The plaintiffs brought suit as the executors of an estate in which the deceased retained the defendant attorney to prepare an estate plan. The plaintiffs alleged the defendant failed to transfer the ownership of a life insurance policy from the deceased individually to the trust. This action left the policy as an asset of the estate and resulted in an avoidable tax of $________. This case consisted of claims of legal malpractice, breach of contract, breach of fiduciary duty and violation of Massachusetts Protection Law 93A. The defendant alleged the duty to transfer the policy to the trust lie with the insurance agent who sold the policy, and the defendant filed a third-party malpractice complaint against both the agent who sold the policy and the accountant who had prepared the estate tax return.

The insurance policy at issue was purchased in ________, and a trust was subsequently drafted shortly thereafter. The deceased passed away in ________ and it was at that time that the failure to transfer the policy was discovered. It went undisputed that the defendant attended a meeting, as the deceased’s counsel, with the insurance agent where it was agreed that the transfer of the policy to a trust was a favorable idea. The defendant then drafted the trust and transferred another life insurance policy to the trust. It was the defendant’s contention that he did not transfer the policy at issue because he believed it had been previously transferred.

The defendant claimed it was not his responsibility to transfer the policy and contended he had only agreed to draft the trust itself. The defendant argued the insurance agent failed to make the transfer and that it was clear that he was the party responsible for the insurance policy, evidenced by the fact that he had previously made at least three other changes to the policy. As for the defendant’s third-party malpractice claim against the accountant, it was alleged that he had an opportunity to file a petition with the IRS that would have informed the IRS of the administrative oversight with the insurance policy and would have petitioned the IRS to treat the policy as if it were transferred. Because he failed to do so, it was alleged by the defendant that he was also negligent.

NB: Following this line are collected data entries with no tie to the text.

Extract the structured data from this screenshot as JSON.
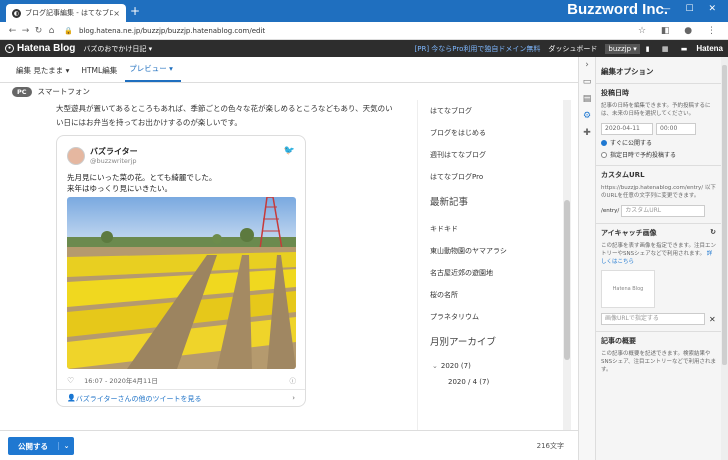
{
  "browser": {
    "tab_title": "ブログ記事編集 - はてなブログ",
    "tab_close": "×",
    "new_tab": "+",
    "brand": "Buzzword Inc.",
    "window_controls": "— ☐ ✕",
    "url": "blog.hatena.ne.jp/buzzjp/buzzjp.hatenablog.com/edit"
  },
  "header": {
    "logo": "Hatena Blog",
    "blog_name": "バズのおでかけ日記",
    "pro_promo": "[PR] 今ならPro利用で独自ドメイン無料",
    "dashboard": "ダッシュボード",
    "user": "buzzjp",
    "hatena": "Hatena"
  },
  "editor": {
    "tabs": [
      {
        "label": "編集"
      },
      {
        "label": "見たまま"
      },
      {
        "label": "HTML編集"
      },
      {
        "label": "プレビュー"
      }
    ],
    "mode_badge": "PC",
    "mode_label": "スマートフォン"
  },
  "preview": {
    "intro_text": "大型遊具が置いてあるところもあれば、季節ごとの色々な花が楽しめるところなどもあり、天気のいい日にはお弁当を持ってお出かけするのが楽しいです。",
    "tweet": {
      "name": "バズライター",
      "handle": "@buzzwriterjp",
      "line1": "先月見にいった菜の花。とても綺麗でした。",
      "line2": "来年はゆっくり見にいきたい。",
      "timestamp": "16:07 - 2020年4月11日",
      "more_link": "バズライターさんの他のツイートを見る"
    },
    "sidebar": {
      "links": [
        "はてなブログ",
        "ブログをはじめる",
        "週刊はてなブログ",
        "はてなブログPro"
      ],
      "recent_title": "最新記事",
      "recent": [
        "キドキド",
        "東山動物園のヤマアラシ",
        "名古屋近郊の遊園地",
        "桜の名所",
        "プラネタリウム"
      ],
      "archive_title": "月別アーカイブ",
      "archive": [
        "2020 (7)",
        "2020 / 4 (7)"
      ]
    }
  },
  "bottom": {
    "publish": "公開する",
    "char_count": "216文字"
  },
  "options": {
    "title": "編集オプション",
    "post_date": {
      "heading": "投稿日時",
      "desc": "記事の日時を編集できます。予約投稿するには、未来の日時を選択してください。",
      "date": "2020-04-11",
      "time": "00:00",
      "radio_now": "すぐに公開する",
      "radio_sched": "指定日時で予約投稿する"
    },
    "custom_url": {
      "heading": "カスタムURL",
      "desc": "https://buzzjp.hatenablog.com/entry/ 以下のURLを任意の文字列に変更できます。",
      "prefix": "/entry/",
      "placeholder": "カスタムURL"
    },
    "eyecatch": {
      "heading": "アイキャッチ画像",
      "desc": "この記事を表す画像を指定できます。注目エントリーやSNSシェアなどで利用されます。",
      "link": "詳しくはこちら",
      "thumb_label": "Hatena Blog",
      "url_placeholder": "画像URLで指定する"
    },
    "summary": {
      "heading": "記事の概要",
      "desc": "この記事の概要を記述できます。検索結果やSNSシェア、注目エントリーなどで利用されます。"
    }
  }
}
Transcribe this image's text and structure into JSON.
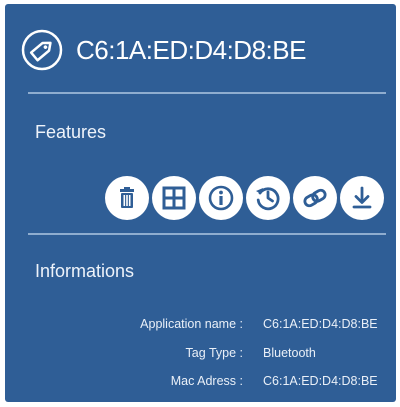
{
  "device": {
    "title": "C6:1A:ED:D4:D8:BE",
    "icon": "tag-icon"
  },
  "features": {
    "heading": "Features",
    "actions": [
      {
        "icon": "trash-icon"
      },
      {
        "icon": "grid-icon"
      },
      {
        "icon": "info-icon"
      },
      {
        "icon": "history-icon"
      },
      {
        "icon": "link-icon"
      },
      {
        "icon": "download-icon"
      }
    ]
  },
  "informations": {
    "heading": "Informations",
    "rows": [
      {
        "key": "Application name :",
        "value": "C6:1A:ED:D4:D8:BE"
      },
      {
        "key": "Tag Type :",
        "value": "Bluetooth"
      },
      {
        "key": "Mac Adress :",
        "value": "C6:1A:ED:D4:D8:BE"
      }
    ]
  },
  "colors": {
    "background": "#2f5e96",
    "divider": "#8fadcf",
    "button": "#ffffff"
  }
}
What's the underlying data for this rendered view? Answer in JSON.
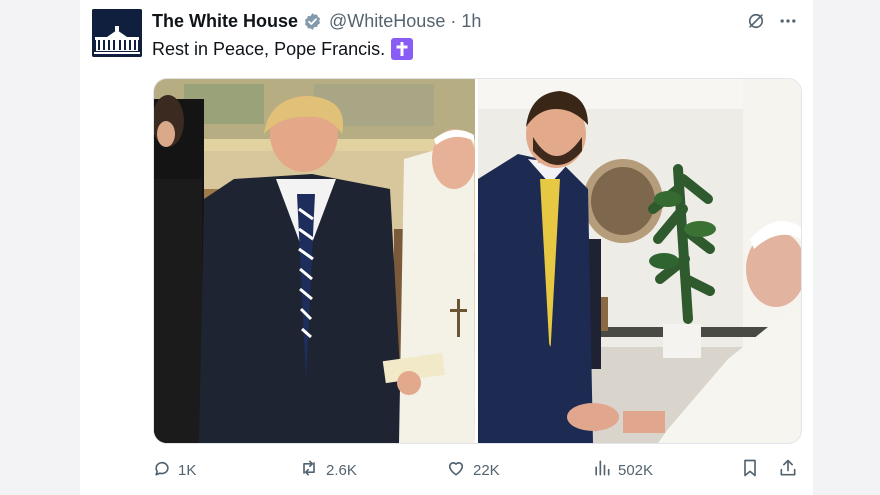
{
  "post": {
    "author_name": "The White House",
    "handle": "@WhiteHouse",
    "separator": "·",
    "time": "1h",
    "text": "Rest in Peace, Pope Francis.",
    "emoji": "latin-cross-icon"
  },
  "stats": {
    "replies": "1K",
    "reposts": "2.6K",
    "likes": "22K",
    "views": "502K"
  },
  "colors": {
    "verified_badge": "#829aab",
    "cross_emoji_bg": "#8a5cf6",
    "muted_text": "#536471"
  },
  "icons": [
    "grok-icon",
    "more-icon",
    "reply-icon",
    "repost-icon",
    "like-icon",
    "views-icon",
    "bookmark-icon",
    "share-icon"
  ]
}
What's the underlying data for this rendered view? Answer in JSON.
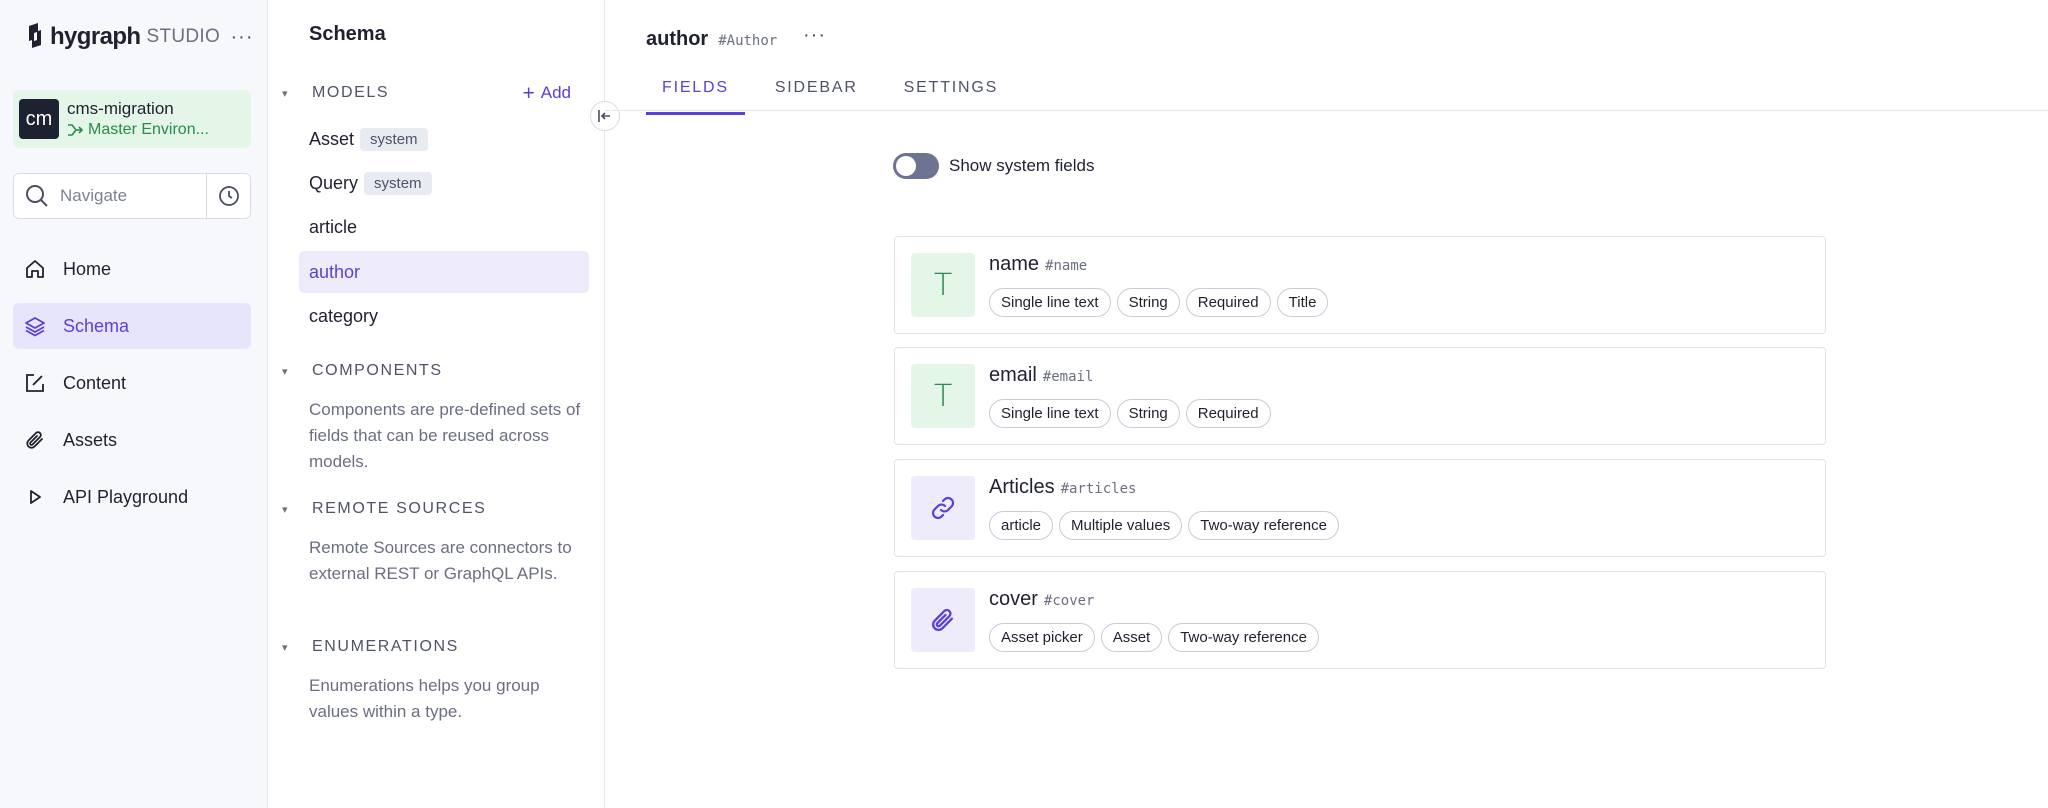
{
  "brand": {
    "name": "hygraph",
    "sub": "STUDIO"
  },
  "project": {
    "avatar": "cm",
    "name": "cms-migration",
    "environment": "Master Environ..."
  },
  "navigate": {
    "placeholder": "Navigate"
  },
  "main_nav": [
    {
      "label": "Home",
      "icon": "home-icon"
    },
    {
      "label": "Schema",
      "icon": "layers-icon",
      "active": true
    },
    {
      "label": "Content",
      "icon": "edit-icon"
    },
    {
      "label": "Assets",
      "icon": "paperclip-icon"
    },
    {
      "label": "API Playground",
      "icon": "play-icon"
    }
  ],
  "schema": {
    "title": "Schema",
    "models_label": "MODELS",
    "add_label": "Add",
    "models": [
      {
        "label": "Asset",
        "badge": "system"
      },
      {
        "label": "Query",
        "badge": "system"
      },
      {
        "label": "article"
      },
      {
        "label": "author",
        "active": true
      },
      {
        "label": "category"
      }
    ],
    "components_label": "COMPONENTS",
    "components_desc": "Components are pre-defined sets of fields that can be reused across models.",
    "remote_label": "REMOTE SOURCES",
    "remote_desc": "Remote Sources are connectors to external REST or GraphQL APIs.",
    "enums_label": "ENUMERATIONS",
    "enums_desc": "Enumerations helps you group values within a type."
  },
  "model": {
    "name": "author",
    "api_id": "#Author",
    "tabs": [
      "FIELDS",
      "SIDEBAR",
      "SETTINGS"
    ],
    "active_tab": "FIELDS",
    "toggle_label": "Show system fields",
    "toggle_on": false
  },
  "fields": [
    {
      "name": "name",
      "api_id": "#name",
      "icon": "T",
      "icon_type": "text",
      "chips": [
        "Single line text",
        "String",
        "Required",
        "Title"
      ]
    },
    {
      "name": "email",
      "api_id": "#email",
      "icon": "T",
      "icon_type": "text",
      "chips": [
        "Single line text",
        "String",
        "Required"
      ]
    },
    {
      "name": "Articles",
      "api_id": "#articles",
      "icon": "link-icon",
      "icon_type": "ref",
      "chips": [
        "article",
        "Multiple values",
        "Two-way reference"
      ]
    },
    {
      "name": "cover",
      "api_id": "#cover",
      "icon": "paperclip-icon",
      "icon_type": "ref",
      "chips": [
        "Asset picker",
        "Asset",
        "Two-way reference"
      ]
    }
  ],
  "colors": {
    "accent": "#5b3fd6",
    "green": "#2a8a4a",
    "env_bg": "#e3f6e8",
    "active_bg": "#e7e5fb"
  }
}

The third-party defendant insurance agent motioned for summary judgment, which was granted by the court on the basis that there existed "no basis for a jury to find that special’ circumstances of assertion, representation and reliance’ occurred which might provide a basis for liability." The third-party defendant accountant filed a motion to dismiss, which was granted on grounds that while the IRS may have accepted a claim of "administrative error," it was too speculative to determine whether or not this would have occurred and therefore, it could not have been presented before a jury.

On the defendant’s motion for summary judgment, the court ruled that at most the defendant was merely negligent and therefore, no claim under 93A existed. Additionally, it was ruled that the allegations of breach of fiduciary duty and breach of contract were duplicative of the negligence claim and therefore, were additionally dropped. Yet, the claim of negligence against the defendant stood as a triable issue.

This case would have proceeded to trial on the issue of legal malpractice, but settled pre-trial for a confidential amount.